Let’s face it: Gnomes are little punks. All they’re good for is posing for mass-produced garden art and botching up people’s estates. I see your incredulous looks… Either you don’t believe in Gnomes or you are dirty, dirty communists who think it is okay for anyone to abuse private property!

An army of Garden Gnomes
“Hold on their, Eric… Where’s the fire?” you most condescendingly ask, “Couldn’t it be that we just think that you’re a little batty?”
I’ve considered that, dear reader, but I find it unlikely.
“I’d consider it again.”
I will not be silent even in the face of your pro-Gnome propaganda. No, dear reader, I must be heard! Gnomes are not just the mythical underground dwellers of folklore, nor are they a free desktop operating system; Gnomes are beastly little saboteurs who ruin send your electronic devices on the fritz, unplug your alarm clocks, hide your homework, pee on your books, steal your children, and eat your dogs. There is no end to their fiendish hostility toward mankind. You don’t want to mess with these guys. They totally suck.

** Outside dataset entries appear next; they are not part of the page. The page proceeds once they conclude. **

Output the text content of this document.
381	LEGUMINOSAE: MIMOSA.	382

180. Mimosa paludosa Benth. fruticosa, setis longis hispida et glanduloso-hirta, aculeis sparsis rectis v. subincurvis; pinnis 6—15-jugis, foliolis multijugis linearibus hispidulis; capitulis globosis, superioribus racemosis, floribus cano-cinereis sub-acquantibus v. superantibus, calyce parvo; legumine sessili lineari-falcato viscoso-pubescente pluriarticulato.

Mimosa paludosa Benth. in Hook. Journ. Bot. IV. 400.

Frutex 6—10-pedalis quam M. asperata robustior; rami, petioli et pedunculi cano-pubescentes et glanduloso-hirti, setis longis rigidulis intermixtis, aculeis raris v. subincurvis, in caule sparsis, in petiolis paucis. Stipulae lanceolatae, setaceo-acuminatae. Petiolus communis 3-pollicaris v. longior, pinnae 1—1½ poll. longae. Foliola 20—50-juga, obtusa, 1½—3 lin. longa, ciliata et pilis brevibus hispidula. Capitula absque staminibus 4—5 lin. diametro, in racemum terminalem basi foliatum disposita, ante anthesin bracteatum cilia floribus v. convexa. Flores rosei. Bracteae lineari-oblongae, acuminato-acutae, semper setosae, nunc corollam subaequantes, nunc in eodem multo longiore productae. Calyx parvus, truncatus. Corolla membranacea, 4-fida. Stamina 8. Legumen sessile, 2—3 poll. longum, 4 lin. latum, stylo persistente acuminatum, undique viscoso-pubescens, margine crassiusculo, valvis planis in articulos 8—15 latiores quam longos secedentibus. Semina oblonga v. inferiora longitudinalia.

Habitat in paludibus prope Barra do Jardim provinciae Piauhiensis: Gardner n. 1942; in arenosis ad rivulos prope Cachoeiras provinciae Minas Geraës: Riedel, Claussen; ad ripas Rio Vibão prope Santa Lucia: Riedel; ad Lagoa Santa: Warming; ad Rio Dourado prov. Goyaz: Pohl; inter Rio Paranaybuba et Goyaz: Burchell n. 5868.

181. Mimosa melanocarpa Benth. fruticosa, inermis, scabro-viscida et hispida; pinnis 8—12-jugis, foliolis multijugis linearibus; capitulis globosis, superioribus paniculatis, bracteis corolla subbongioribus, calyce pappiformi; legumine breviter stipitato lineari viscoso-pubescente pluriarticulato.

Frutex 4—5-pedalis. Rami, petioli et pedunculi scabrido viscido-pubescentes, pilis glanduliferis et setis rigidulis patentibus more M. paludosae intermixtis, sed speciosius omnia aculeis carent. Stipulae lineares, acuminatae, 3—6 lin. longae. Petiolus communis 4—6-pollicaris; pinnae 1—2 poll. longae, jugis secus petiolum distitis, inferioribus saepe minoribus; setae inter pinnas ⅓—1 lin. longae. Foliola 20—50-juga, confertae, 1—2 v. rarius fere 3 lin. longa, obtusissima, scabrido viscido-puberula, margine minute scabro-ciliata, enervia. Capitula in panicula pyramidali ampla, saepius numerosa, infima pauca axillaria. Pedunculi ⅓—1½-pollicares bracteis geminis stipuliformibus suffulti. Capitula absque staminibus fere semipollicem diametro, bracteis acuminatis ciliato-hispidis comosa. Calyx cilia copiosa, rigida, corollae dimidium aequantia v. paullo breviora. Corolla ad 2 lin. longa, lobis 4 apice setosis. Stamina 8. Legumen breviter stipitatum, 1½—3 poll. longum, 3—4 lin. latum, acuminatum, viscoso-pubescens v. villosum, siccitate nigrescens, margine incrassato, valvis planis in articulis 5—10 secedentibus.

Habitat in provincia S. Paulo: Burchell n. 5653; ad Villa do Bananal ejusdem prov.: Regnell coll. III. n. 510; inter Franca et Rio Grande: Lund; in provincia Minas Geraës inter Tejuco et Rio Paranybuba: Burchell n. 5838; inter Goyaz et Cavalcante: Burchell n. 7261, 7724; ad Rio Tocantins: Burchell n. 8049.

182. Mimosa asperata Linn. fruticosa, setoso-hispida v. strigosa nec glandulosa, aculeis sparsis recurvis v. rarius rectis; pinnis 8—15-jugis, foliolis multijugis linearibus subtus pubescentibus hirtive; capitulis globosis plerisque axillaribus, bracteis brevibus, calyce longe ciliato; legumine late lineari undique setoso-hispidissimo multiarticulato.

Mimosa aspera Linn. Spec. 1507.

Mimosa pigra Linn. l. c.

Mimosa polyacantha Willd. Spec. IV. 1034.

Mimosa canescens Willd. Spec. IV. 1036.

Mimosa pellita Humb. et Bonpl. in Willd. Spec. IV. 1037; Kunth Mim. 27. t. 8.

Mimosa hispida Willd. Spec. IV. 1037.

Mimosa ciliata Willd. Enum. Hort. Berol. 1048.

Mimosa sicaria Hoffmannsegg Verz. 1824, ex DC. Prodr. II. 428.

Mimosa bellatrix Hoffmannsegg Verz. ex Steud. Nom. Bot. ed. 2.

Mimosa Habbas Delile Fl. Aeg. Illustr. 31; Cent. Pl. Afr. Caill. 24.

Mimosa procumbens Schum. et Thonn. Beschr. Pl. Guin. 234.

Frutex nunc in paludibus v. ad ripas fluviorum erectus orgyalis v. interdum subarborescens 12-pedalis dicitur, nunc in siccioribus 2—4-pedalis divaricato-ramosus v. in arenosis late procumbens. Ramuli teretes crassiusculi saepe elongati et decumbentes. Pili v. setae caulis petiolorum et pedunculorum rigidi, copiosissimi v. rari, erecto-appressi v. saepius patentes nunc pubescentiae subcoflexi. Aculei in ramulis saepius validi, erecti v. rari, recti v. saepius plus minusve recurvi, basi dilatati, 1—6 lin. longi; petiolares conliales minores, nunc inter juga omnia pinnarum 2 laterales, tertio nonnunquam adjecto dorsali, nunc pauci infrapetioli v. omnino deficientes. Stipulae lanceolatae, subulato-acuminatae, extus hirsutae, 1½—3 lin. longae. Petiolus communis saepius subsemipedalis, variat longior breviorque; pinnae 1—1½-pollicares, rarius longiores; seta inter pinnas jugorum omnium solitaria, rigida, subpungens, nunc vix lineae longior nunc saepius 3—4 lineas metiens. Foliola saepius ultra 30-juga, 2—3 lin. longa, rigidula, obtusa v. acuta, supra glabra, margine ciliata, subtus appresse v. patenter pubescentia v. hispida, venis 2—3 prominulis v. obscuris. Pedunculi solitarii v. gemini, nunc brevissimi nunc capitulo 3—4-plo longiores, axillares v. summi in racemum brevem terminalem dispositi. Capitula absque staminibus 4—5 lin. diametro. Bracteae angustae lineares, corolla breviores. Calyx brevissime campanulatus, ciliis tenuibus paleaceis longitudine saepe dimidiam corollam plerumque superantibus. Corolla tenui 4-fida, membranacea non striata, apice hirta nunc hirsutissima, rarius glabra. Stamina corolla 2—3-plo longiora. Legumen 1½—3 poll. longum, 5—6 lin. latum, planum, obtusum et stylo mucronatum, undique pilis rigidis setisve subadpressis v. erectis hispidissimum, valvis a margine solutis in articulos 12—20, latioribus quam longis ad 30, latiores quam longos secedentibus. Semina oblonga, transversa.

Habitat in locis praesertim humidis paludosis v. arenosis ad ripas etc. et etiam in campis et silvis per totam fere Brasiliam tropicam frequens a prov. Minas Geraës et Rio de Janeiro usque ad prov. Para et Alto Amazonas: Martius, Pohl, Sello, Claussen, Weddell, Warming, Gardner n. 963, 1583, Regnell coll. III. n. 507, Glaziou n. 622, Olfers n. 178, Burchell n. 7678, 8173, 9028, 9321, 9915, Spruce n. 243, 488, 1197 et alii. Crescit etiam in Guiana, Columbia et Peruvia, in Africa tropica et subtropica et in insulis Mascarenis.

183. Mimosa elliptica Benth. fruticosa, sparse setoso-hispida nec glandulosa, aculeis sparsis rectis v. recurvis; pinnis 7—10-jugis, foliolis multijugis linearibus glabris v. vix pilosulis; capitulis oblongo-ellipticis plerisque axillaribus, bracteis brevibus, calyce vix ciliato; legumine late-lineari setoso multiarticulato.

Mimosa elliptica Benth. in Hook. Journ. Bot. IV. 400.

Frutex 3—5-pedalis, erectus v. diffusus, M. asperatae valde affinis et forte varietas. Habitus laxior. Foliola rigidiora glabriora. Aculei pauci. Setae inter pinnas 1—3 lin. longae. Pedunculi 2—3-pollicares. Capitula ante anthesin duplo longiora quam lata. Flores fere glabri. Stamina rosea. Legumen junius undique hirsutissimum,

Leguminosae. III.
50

Would you trust this Gnome?
“Why exactly is your anti-Gnome rhetoric so vocal today?” you deign to ask.
Despite your patronizing attitude, I am glad you asked. It all starts several weeks ago when… (Hazy flashback effects).
It was the first week of February, Punxsutawney Phil had recently seen his shadow, and I returned from my tour of the Great North West. As I waited in the airport to receive a ride home from parents, I caught the avatar of femininity making funny eyes at me. Not being accustomed to such forward advances, I fool-heartedly (albeit debonairly) strolled over this seductive lady in the corner.
“Come here often?” Granted, I am not very good at this sort of thing.
She laughed. “No, it has been a while since I flew last.”
At that moment we knew that we were in love; however, we had to keep our passion secret because apparently her father and mine were engaged in a terrible blood war that had started back on the streets of Sunnyvale when they were boys. They forever forbid their children from wedding one another.
Over this last month we’ve had several secret rendezvous, and were making plans to flee the country together in one final, desperate romantic act to rid ourselves of our parents’ unfeeling control. Alas, it was not meant to be.
Last night she sped over Highway 17 from San Jose to pick me up so we could forever be free with one another; however, this was not in the Gnomes’ plans. A group of listless Gnomes in search of mischief cut my love’s breaks. She never made it over the hill. I will never love again. And no Gnome will be left alive by the end of 2008.
I consider this my prime directive!

Does this look like the face of a man who will take Gnomish treachery lying down?
1 comments:
Ah, my friend. You apparently didn't grow up with the amazing Dutch book "Gnomes" (http://www.amazon.com/Gnomes-Wil-Huygen/dp/0810909650) or you would know that they are peaceful, hobbit-like creatures who help woodland animals in distress. Perhaps your unfortunate circumstances were caused by trolls...did you notice any tails?